The experiment I got to work on consisted on learning about the fate of phosphate in three different land use types. From previous research, we learned that phosphate can be removed from surface water by co-precipitating with calcium carbonate. Our question was, does phosphate and calcium carbonate behave the same in soil? We looked at the surface and carbonate-rich soils in three locations and compared how much PO43- solution was absorbed by each soil type and location. The three soil types were the LTER agricultural field, old field, and deciduous forest.
When looking at the surface soils, the forest absorbed the most PO43-, even though it had the least amount of Ca2+. This demonstrated a negative relationship, which doesn’t support our hypothesis. In the carbonate-rich soils, the forest absorbed the most PO43- and did have a significantly higher amount of Ca2+. Different processes may be contributing to PO43- absorption in the surface vs. carbonate-rich soils. From our study we learned that the agricultural surface soils lose their capacity to absorb PO43-, when compared to soils that have no recent agricultural management like the old field and forest. It is important to continue studying the chemical process and movement of PO43- in different soil types in order to understand the environmental impacts in freshwater ways.

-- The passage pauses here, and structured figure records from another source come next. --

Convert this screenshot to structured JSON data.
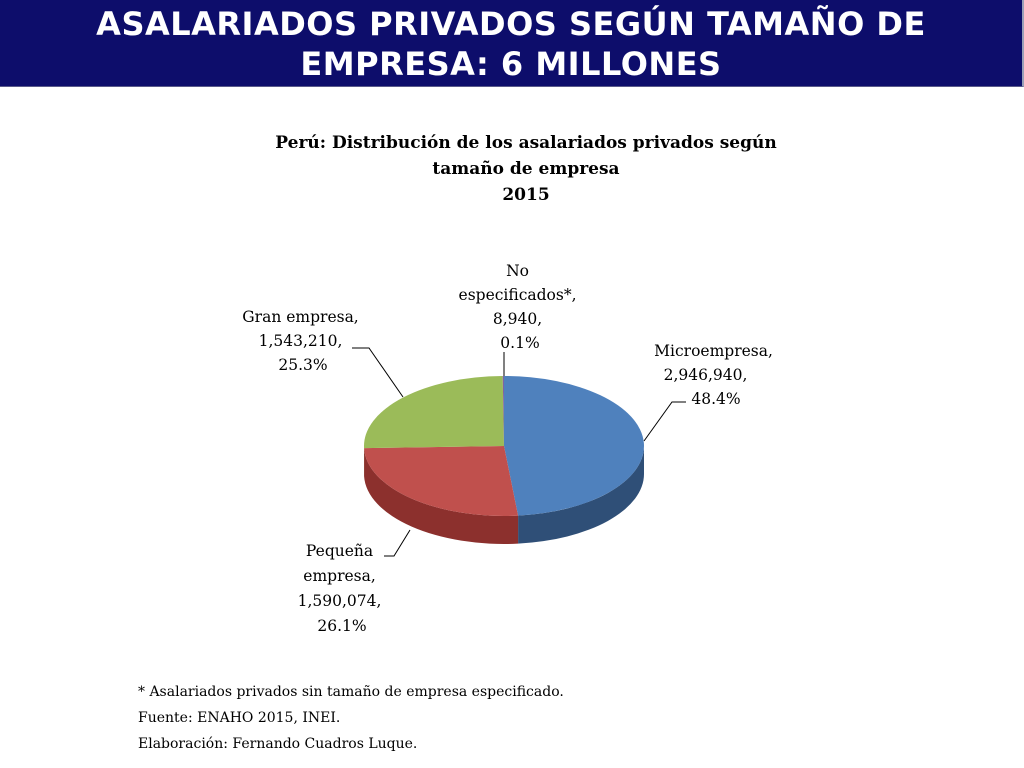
{
  "header": {
    "title_line1": "ASALARIADOS PRIVADOS SEGÚN TAMAÑO DE",
    "title_line2": "EMPRESA: 6 MILLONES"
  },
  "chart_data": {
    "type": "pie",
    "style": "3d",
    "title_line1": "Perú: Distribución  de los asalariados  privados  según",
    "title_line2": "tamaño  de empresa",
    "title_line3": "2015",
    "slices": [
      {
        "label": "Microempresa",
        "value": 2946940,
        "value_text": "2,946,940,",
        "percent": 48.4,
        "percent_text": "48.4%",
        "color": "#4f81bd",
        "side_color": "#2f4f77"
      },
      {
        "label": "Pequeña empresa",
        "value": 1590074,
        "value_text": "1,590,074,",
        "percent": 26.1,
        "percent_text": "26.1%",
        "color": "#c0504d",
        "side_color": "#8c302d"
      },
      {
        "label": "Gran empresa",
        "value": 1543210,
        "value_text": "1,543,210,",
        "percent": 25.3,
        "percent_text": "25.3%",
        "color": "#9bbb59",
        "side_color": "#6f8a3a"
      },
      {
        "label": "No especificados*",
        "value": 8940,
        "value_text": "8,940,",
        "percent": 0.1,
        "percent_text": "0.1%",
        "color": "#8064a2",
        "side_color": "#5a4577"
      }
    ]
  },
  "footnotes": {
    "note": "* Asalariados privados sin tamaño de empresa especificado.",
    "source": "Fuente: ENAHO 2015, INEI.",
    "author": "Elaboración: Fernando Cuadros Luque."
  }
}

From the beginning, I knew this was going to be a whole new experience for me. Coming from the sunny coast of California, I found myself surrounded by the greenness and peacefulness of Michigan. Being here has brought me closer to nature and strengthened my interest in studying the outdoors. Working at KBS has reminded me that I am capable of pursuing a career in science and there is no specific amount of time that it should take to get there. By being part of this program, I was able to experience the different sides of research. I got to work in the field, chemistry lab, attend lab meetings, and present my own work. I’m happy I decided to spend my summer at KBS and now I feel more confident and prepared to start at the University of California San Diego this fall.